Kutcho Copper Announces $2 Million Private Placement and Interest Deferral Agreement with Wheaton Precious Metals
September 01 2020 - 7:00AM
Kutcho Copper Corp. (TSXV: KC) (OTC: KCCFF)
(“Kutcho Copper” or the “Company”) today announced that it has
arranged a non-brokered private placement (the “Private Placement”)
for total gross proceeds of C$2,000,000. The Private Placement will
consist of 10,000,000 units at a price of $0.20 per unit (each a
“Unit”). Each Unit is comprised of one common share of the Company
and one-half of one transferable common share purchase warrant
(each whole being a “Warrant”). Each Warrant entitles the holder to
acquire one common share of the Company for a period of 2 years
from closing at a price of $0.30.
Proceeds of the Private Placement will be used
to commence the Company’s feasibility study on the Kutcho Copper
project and for general corporate and working capital purposes.
Closing of the Private Placement is subject to receipt of TSX
Venture Exchange approval. The Company may pay finder’s fees as
permitted by TSXV policy.
“Kutcho Copper continues to advance and de-risk
its high-grade copper development project. Proceeds from this
financing will allow the Company to initiate this next crucial
milestone in the continued development of the Kutcho Copper Project
as we progress the project towards production,” said Vince Sorace,
President and CEO of Kutcho Copper Corp. “The Kutcho Copper project
is uniquely positioned with a clear path through feasibility,
permitting and ultimately production, and we are excited to
commence this next leg of our journey.”
The Company also announces that Wheaton Precious
Metals Corp. (“Wheaton”) has agreed to amend its definitive
documentation related to its previous convertible debenture
investment in the Company. Under the amendment, semi-annual
interest payments that are otherwise owing by Kutcho Copper on
December 31, 2020 and June 30, 2021 will be deferred until December
31, 2021. Additionally, Wheaton has also agreed that the maturity
date of the non-revolving credit facility of up to $1,300,000
provided by Wheaton will be extended to December 31, 2021. These
amendments are subject to customary conditions, including
completion of the Private Placement.
The Company also announces the grant of an
aggregate of 1,475,000 stock options to consultants, directors and
senior officers of the Company, with each option exercisable at a
price of $0.25 per share for a period of five years. Certain of the
stock options may be subject to vesting requirements as determined
by the Board of Directors. The options have been granted in
accordance with the terms of the Company’s current stock option
plan.
Vince Sorace President & CEO, Kutcho Copper
Corp.
For further information regarding Kutcho Copper
Corp., please email info@kutcho.ca or visit our website at
www.kutcho.ca.
Cautionary Note Regarding Forward-Looking
Statements
Neither the TSX Venture Exchange nor its
Regulation Services Provider (as that term is defined in the
policies of the TSX Venture Exchange) accepts responsibility for
the adequacy or accuracy of this release.
This news release contains certain statements
that may be deemed “forward-looking statements” with respect to the
Company within the meaning of applicable securities laws.

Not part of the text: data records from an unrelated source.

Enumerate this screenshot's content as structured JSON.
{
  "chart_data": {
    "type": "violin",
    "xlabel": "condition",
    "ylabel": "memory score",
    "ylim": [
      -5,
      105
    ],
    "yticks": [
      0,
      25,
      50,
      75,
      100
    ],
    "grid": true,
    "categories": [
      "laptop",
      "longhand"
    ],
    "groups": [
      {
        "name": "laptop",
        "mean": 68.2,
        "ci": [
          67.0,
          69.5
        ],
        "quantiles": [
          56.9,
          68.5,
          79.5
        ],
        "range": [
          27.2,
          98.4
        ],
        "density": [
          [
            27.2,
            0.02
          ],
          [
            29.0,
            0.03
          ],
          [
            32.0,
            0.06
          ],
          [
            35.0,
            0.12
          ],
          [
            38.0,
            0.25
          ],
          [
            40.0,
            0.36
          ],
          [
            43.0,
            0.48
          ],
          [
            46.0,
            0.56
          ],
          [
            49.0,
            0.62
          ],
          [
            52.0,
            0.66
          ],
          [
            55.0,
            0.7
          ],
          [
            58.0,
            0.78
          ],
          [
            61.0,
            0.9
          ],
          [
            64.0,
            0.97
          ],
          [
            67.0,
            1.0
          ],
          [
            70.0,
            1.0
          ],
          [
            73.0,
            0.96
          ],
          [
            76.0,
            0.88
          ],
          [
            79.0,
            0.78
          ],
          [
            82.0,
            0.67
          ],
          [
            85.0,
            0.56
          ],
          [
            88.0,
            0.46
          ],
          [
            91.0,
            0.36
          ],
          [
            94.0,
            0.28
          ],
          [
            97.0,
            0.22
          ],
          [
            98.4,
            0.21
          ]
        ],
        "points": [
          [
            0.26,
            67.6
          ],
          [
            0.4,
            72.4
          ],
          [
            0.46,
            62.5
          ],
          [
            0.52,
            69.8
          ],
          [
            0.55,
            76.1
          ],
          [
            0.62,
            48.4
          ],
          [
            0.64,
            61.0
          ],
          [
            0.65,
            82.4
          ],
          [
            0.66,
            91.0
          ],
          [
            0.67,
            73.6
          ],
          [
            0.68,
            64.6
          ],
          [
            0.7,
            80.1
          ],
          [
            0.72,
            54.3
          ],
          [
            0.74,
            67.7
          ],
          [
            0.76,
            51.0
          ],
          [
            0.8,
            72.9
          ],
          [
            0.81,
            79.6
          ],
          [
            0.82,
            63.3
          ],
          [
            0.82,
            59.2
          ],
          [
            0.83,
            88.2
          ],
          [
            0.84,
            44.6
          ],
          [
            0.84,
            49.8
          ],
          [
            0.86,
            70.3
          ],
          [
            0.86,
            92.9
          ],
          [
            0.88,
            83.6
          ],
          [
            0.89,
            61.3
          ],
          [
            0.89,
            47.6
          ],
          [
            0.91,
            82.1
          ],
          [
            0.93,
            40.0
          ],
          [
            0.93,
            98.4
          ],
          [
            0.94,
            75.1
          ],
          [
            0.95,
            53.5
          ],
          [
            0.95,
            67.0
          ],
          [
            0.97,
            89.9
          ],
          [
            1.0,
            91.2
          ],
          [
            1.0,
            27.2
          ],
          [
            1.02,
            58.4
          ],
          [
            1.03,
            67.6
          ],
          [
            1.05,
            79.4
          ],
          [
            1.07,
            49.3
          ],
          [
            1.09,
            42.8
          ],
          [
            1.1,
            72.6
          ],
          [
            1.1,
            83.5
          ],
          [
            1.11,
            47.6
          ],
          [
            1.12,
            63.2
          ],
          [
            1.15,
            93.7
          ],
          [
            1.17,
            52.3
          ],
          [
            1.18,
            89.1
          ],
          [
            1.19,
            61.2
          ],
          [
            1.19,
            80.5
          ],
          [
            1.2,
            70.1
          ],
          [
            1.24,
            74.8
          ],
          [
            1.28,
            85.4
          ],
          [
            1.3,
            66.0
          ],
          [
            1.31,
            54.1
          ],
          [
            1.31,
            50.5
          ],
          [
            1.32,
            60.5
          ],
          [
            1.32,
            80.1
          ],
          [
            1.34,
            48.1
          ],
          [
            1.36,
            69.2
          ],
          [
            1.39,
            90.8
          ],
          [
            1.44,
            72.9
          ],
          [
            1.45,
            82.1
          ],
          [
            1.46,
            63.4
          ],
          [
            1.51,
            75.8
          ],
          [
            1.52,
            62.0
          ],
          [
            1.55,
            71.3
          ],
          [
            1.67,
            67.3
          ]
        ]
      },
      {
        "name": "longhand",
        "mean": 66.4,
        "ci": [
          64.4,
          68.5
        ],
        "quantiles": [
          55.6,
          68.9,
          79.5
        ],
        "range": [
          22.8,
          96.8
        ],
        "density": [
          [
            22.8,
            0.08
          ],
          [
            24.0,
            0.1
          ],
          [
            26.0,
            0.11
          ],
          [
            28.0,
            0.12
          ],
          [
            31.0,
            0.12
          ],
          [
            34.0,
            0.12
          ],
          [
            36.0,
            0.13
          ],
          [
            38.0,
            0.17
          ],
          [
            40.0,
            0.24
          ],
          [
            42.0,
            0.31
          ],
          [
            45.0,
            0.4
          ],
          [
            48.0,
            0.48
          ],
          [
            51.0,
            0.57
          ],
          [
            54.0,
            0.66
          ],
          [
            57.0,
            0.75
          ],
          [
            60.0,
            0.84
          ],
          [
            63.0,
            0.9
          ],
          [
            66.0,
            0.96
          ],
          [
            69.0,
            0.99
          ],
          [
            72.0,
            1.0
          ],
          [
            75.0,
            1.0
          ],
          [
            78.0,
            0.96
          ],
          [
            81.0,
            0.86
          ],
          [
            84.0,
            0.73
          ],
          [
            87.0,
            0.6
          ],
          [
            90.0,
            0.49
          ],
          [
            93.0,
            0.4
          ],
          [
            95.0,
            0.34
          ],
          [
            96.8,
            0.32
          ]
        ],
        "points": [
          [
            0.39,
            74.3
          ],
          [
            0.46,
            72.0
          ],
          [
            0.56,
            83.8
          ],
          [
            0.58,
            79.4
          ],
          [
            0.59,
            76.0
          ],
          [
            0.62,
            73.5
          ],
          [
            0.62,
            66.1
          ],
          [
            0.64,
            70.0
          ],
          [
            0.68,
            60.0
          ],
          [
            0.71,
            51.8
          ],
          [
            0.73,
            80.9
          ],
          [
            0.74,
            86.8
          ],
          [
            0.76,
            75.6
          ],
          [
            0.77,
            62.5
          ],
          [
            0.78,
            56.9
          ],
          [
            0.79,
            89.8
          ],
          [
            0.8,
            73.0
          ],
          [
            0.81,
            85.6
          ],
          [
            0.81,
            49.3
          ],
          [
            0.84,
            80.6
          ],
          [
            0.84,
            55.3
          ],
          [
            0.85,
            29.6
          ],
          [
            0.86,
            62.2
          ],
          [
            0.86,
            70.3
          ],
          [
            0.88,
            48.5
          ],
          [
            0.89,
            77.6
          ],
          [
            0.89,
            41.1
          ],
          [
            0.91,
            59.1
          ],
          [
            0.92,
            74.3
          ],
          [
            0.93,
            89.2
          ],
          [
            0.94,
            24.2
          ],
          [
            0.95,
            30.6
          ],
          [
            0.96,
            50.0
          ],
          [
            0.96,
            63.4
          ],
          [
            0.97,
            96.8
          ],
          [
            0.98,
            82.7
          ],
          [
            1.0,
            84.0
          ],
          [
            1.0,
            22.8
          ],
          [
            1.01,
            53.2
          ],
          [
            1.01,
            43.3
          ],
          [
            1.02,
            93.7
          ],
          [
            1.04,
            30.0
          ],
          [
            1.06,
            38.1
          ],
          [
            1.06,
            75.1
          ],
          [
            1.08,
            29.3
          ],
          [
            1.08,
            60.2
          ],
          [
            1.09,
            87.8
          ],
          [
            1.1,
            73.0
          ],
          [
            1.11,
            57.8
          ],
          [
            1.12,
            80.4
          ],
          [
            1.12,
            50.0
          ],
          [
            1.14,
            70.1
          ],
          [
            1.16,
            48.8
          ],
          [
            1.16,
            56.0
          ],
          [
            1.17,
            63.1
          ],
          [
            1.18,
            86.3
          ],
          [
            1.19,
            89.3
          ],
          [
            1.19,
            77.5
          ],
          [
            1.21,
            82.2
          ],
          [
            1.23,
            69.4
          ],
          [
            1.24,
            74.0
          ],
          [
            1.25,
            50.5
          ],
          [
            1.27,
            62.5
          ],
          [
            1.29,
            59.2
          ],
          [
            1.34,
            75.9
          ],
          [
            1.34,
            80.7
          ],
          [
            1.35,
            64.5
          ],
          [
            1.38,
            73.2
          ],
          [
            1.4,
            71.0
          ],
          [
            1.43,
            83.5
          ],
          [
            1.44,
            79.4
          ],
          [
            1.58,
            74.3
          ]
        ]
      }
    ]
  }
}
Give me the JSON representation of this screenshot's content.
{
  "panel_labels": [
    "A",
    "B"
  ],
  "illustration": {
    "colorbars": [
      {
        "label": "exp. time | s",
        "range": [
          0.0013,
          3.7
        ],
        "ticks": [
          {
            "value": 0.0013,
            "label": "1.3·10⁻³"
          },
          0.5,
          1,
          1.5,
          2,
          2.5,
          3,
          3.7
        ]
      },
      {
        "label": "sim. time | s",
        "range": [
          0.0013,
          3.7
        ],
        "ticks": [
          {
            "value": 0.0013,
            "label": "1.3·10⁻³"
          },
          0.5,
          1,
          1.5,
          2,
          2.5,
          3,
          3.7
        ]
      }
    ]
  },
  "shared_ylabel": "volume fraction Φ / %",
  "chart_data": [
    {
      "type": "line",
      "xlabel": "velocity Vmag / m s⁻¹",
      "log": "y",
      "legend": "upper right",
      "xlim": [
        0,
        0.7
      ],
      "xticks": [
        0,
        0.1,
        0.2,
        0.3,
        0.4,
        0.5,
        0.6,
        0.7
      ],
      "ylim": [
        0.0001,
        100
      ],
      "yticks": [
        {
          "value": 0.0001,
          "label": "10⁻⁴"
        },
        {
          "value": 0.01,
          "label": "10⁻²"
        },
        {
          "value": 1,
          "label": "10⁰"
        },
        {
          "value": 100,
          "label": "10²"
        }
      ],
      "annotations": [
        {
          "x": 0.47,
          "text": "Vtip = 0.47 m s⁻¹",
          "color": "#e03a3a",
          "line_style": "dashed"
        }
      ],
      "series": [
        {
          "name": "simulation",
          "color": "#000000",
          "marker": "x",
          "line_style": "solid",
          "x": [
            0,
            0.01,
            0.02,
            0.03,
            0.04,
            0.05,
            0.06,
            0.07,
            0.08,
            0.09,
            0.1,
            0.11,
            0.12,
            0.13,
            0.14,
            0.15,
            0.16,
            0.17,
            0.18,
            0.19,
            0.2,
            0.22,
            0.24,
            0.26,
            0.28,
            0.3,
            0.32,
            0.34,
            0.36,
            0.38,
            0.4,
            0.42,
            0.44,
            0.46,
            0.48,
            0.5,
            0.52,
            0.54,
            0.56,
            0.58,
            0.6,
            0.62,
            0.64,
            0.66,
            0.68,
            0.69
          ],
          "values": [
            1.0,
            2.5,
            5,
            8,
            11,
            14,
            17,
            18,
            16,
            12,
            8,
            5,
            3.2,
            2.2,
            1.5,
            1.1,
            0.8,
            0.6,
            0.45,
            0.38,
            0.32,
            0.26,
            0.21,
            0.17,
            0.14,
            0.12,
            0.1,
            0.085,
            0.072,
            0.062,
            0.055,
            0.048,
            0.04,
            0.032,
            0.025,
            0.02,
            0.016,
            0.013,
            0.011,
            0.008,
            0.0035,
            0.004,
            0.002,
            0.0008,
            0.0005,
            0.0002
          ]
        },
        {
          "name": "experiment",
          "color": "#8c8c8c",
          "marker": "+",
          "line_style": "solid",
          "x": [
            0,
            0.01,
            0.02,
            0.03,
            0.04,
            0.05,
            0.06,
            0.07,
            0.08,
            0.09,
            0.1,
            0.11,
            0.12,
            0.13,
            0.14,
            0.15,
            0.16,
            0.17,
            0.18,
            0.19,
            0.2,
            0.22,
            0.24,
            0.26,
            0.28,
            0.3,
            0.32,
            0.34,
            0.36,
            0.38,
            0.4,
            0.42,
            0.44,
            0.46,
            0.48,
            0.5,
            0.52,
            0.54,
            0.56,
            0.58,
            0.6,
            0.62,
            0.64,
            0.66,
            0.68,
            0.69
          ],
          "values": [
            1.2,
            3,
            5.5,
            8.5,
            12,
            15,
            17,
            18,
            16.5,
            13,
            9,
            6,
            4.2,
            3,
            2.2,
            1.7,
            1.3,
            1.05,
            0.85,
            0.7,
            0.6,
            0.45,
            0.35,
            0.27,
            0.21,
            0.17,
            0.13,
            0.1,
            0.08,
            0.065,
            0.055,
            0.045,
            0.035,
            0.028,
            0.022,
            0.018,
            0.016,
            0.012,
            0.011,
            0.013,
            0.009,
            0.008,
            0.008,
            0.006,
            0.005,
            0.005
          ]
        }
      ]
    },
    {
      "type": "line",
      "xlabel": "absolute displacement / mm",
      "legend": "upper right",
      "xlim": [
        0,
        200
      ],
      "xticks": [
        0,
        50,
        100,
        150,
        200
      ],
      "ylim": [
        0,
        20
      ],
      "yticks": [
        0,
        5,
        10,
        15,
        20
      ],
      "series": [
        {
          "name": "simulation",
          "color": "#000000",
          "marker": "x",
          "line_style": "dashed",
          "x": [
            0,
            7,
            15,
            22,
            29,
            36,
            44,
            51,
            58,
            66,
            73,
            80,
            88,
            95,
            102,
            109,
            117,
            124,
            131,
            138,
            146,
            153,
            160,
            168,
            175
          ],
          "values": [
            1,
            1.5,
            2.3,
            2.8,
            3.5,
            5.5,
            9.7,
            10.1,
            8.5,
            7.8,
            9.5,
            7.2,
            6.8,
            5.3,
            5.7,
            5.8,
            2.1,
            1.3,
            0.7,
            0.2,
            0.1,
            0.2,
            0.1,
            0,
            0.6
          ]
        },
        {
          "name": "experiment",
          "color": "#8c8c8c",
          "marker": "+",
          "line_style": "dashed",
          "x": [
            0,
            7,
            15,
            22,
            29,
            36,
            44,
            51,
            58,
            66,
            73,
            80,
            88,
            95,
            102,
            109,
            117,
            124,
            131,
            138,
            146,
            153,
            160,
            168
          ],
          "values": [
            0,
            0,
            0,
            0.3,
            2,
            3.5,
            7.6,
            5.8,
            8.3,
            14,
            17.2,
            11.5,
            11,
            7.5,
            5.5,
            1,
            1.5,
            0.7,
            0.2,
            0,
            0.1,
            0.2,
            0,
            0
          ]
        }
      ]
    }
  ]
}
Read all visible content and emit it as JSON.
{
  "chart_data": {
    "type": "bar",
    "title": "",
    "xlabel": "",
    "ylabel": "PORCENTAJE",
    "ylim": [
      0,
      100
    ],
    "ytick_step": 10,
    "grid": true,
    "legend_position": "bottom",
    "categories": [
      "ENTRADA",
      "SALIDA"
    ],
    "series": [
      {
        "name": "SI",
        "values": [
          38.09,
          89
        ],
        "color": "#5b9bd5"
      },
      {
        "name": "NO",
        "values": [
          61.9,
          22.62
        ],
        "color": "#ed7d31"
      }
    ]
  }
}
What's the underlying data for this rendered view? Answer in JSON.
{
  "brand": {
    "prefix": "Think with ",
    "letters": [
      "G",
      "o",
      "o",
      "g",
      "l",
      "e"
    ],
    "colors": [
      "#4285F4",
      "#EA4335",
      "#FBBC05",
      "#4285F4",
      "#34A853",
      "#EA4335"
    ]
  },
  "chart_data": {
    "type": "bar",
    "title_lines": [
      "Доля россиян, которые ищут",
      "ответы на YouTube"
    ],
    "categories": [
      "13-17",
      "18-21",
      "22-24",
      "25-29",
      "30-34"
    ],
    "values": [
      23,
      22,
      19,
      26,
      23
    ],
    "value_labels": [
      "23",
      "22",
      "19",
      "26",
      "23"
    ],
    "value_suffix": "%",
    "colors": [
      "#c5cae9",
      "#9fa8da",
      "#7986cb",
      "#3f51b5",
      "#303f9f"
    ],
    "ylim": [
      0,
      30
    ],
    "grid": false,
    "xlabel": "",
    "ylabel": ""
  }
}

Forward-looking statements are statements that are not historical
facts and are generally, but not always, identified by the words
“expects”, “plans”, “anticipates”, “believes”, “intends”,
“estimates”, “projects”, “potential” and similar expressions, or
that events or conditions “will”, “would”, “may”, “could” or
“should” occur. Although Kutcho Copper believes the expectations
expressed in such forward-looking statements are based on
reasonable assumptions, such statements are not guarantees of
future performance, are subject to risks and uncertainties, and
actual results or realities may differ materially from those in the
forward-looking statements. Such material risks and uncertainties
include, but are not limited to, the Company’s ability to raise
sufficient capital to fund its obligations under its property
agreements going forward, to maintain its mineral tenures and
concessions in good standing, to explore and develop the Kutcho
project or its other projects, to repay its debt and for general
working capital purposes; changes in economic conditions or
financial markets; the inherent hazards associates with mineral
exploration and mining operations, future prices of copper and
other metals, changes in general economic conditions, accuracy of
mineral resource and reserve estimates, the ability of the Company
to obtain the necessary permits and consents required to explore,
drill and develop the Kutcho project and if obtained, to obtain
such permits and consents in a timely fashion relative to the
Company’s plans and business objectives for the projects; the
general ability of the Company to monetize its mineral resources;
and changes in environmental and other laws or regulations that
could have an impact on the Company’s operations, compliance with
environmental laws and regulations, aboriginal title claims and
rights to consultation and accommodation, dependence on key
management personnel and general competition in the mining
industry. Forward-looking statements are based on the reasonable
beliefs, estimates and opinions of the Company’s management on the
date the statements are made. Except as required by law, the
Company undertakes no obligation to update these forward-looking
statements in the event that management’s beliefs, estimates or
opinions, or other factors, should change.